“Não creio que o tempo
Venha comprovar
Nem negar que a História
Possa se acabar
Basta ver que um povo
Derruba um czar
Derruba de novo
Quem pôs no lugar
É como se o livro dos tempos pudesse
Ser lido trás pra frente, frente pra trás
Vem a História, escreve um capítulo
Cujo título pode ser Nunca Mais
Vem o tempo e elege outra história, que escreve
Outra parte, que se chama Nunca É Demais
Nunca Mais, Nunca É Demais, Nunca Mais
Nunca É Demais, e assim por diante, tanto faz
Indiferente se o livro é lido
De trás pra frente ou lido de frente pra trás”
(…).
A letra de Fim da História, de Gilberto Gil, é de 1992 – por altura em que se dizia que estava encontrado o modelo funcional para a paz e prosperidade nas sociedades liberais –, mas podia ter sido escrita hoje, na semana em que o Brasil dá um passo atrás na sua democracia. Gil parecia saber que o curso da História, pelo menos no país que o viu nascer, não seria favas contadas. Tal como Caetano Veloso e Chico Buarque, foi um dos que sentiram na pele o que é a opressão de um regime totalitário. Passou longos períodos exilado na Europa, durante a ditadura brasileira que se arrastou entre 1964 e 1985, e foi agora um dos vultos da cultura brasileira que fez campanha contra Jair Bolsonaro, o Presidente eleito do Brasil, com medo que a História se viesse a repetir.
De nada serviu esta mobilização das elites culturais, cada vez mais distantes dos anseios e vontades dos povos: Bolsonaro recolheu a confiança de quase 58 milhões de eleitores, votos dos conservadores e evangélicos, é certo, mas sobretudo das vítimas do medo e da criminalidade, dos saturados da corrupção, dos desalentados, dos desesperados. Não foi Bolsonaro que ganhou, foi um visceral antipetismo que venceu. E agora o que vem aí, ninguém sabe.
A verdade é que a caixa de Pandora está aberta. Em causa, mais do que uma disputa entre ideologias de esquerda ou de direita, está a sobrevivência dos valores democráticos e dos princípios fundamentais de um Estado de Direito. Ninguém poderá dizer que não sabia ao que vinha Bolsonaro. Ninguém se poderá admirar que, em nome da ordem, do progresso, da família e de Deus, meta na gaveta a justiça, a igualdade e a solidariedade. Todo o discurso que lhe é conhecido o legitima, tal como a perseguição política, a tortura e as execuções sumárias. Serão suficientemente fortes as instituições da jovem democracia brasileira para o refrear, num sistema político e social altamente corrompido desde as bases? Tenho dúvidas.

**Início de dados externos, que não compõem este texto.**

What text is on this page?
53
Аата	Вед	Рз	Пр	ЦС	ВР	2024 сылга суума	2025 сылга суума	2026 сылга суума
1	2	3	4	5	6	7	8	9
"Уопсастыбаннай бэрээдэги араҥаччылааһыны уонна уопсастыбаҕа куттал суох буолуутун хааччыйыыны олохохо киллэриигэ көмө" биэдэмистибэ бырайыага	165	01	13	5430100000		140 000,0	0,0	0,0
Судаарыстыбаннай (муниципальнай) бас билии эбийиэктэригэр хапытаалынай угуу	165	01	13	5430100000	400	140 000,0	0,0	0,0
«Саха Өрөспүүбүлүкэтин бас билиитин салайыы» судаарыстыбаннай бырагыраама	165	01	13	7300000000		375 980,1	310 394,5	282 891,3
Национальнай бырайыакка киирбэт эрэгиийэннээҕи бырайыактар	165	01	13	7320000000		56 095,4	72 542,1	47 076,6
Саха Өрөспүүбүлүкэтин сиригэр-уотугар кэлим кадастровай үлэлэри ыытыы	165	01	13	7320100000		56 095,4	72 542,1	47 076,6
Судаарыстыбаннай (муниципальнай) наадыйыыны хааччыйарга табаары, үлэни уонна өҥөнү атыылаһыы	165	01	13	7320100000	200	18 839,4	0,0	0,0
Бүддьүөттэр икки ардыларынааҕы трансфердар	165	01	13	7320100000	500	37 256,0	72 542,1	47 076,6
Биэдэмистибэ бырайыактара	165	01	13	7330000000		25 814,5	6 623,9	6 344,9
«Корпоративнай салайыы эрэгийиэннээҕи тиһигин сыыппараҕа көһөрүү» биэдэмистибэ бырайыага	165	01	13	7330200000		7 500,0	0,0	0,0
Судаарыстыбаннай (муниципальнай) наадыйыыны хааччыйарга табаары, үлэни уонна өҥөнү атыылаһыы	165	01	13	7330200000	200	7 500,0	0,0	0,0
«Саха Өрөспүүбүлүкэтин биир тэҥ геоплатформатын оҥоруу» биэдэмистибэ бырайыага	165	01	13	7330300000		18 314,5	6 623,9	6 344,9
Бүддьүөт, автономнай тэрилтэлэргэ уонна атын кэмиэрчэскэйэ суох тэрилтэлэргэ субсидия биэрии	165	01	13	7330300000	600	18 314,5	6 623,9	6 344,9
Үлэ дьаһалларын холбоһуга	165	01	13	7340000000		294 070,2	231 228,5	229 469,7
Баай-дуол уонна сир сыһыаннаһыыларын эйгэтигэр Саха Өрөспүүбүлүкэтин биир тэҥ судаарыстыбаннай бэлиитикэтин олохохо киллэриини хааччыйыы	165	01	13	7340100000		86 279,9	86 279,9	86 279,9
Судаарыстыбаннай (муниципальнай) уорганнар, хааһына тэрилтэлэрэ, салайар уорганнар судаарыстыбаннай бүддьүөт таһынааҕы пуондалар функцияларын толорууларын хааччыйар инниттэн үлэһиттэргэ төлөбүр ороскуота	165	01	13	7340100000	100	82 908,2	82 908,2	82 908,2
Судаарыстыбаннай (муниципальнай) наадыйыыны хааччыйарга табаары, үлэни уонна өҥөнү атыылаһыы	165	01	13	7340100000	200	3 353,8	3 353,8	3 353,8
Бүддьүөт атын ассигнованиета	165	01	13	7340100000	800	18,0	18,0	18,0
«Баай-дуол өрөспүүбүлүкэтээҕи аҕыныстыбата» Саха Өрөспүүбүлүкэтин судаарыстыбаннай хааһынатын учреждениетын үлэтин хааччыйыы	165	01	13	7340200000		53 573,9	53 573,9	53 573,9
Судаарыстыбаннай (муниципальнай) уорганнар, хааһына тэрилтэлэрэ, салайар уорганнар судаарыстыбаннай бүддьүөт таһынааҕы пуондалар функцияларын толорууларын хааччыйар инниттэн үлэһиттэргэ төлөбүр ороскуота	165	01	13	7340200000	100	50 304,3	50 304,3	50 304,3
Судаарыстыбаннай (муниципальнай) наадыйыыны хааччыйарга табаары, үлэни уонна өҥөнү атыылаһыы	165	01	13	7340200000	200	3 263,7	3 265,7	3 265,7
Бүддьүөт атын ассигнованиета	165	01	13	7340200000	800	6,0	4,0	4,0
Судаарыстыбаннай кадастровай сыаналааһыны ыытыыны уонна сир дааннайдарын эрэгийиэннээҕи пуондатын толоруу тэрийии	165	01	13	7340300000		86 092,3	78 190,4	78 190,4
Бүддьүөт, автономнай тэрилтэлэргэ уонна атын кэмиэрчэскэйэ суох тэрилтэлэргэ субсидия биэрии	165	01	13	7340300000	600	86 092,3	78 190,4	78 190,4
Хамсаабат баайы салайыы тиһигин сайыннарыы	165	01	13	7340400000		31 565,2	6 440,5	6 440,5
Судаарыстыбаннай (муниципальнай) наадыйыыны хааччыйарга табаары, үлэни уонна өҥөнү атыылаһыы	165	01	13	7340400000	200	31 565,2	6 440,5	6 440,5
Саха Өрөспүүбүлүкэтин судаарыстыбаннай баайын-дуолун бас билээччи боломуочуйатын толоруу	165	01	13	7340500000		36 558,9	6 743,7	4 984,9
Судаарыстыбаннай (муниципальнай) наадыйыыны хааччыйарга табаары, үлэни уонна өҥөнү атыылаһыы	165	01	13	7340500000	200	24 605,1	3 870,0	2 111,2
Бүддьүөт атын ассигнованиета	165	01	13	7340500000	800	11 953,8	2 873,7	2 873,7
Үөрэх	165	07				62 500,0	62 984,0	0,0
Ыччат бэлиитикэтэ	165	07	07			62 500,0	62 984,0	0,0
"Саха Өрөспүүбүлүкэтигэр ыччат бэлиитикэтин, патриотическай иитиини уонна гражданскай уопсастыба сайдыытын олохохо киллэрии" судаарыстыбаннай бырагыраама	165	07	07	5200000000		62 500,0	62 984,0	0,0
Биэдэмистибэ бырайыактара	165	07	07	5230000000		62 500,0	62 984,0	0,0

Os dados estão lançados, mas o pior dos males está feito. Cumpra Bolsonaro ou não o que prometeu, seja ele mais ou menos autocrático, estão irremediavelmente normalizados o ódio e a raiva. Está neutralizado o discurso racista, xenófobo e sexista. Está aberto o caminho da desumanização social e política. Estão enfiados num saco e chutados para canto os valores da tolerância e da fraternidade.
Perdeu-se o pejo em assumir posições que se pensavam politicamente incorretas, estabeleceram-se novas bitolas do aceitável. Hoje, tudo é admissível, não há valores nem territórios sagrados de respeito. E todos ganham novo alento para bradar a sua intolerância e as suas ignomínias ao vento. Está aberto o caminho para um Bolsonaro em cada esquina.
Nos Estados Unidos da América, 12 críticos de Trump foram na semana passada presenteados com pacotes-bomba artesanais e não morreram por sorte. Por agora, no Brasil, é ver crianças, jovens e adultos a celebrarem o novo Presidente com os dedos a simular pistolas em riste, festejando a vitória, disparando sobre inimigos invisíveis. São tristes os augúrios do que pode estar para vir. Será difícil voltar a desarmar esta bomba de ódio.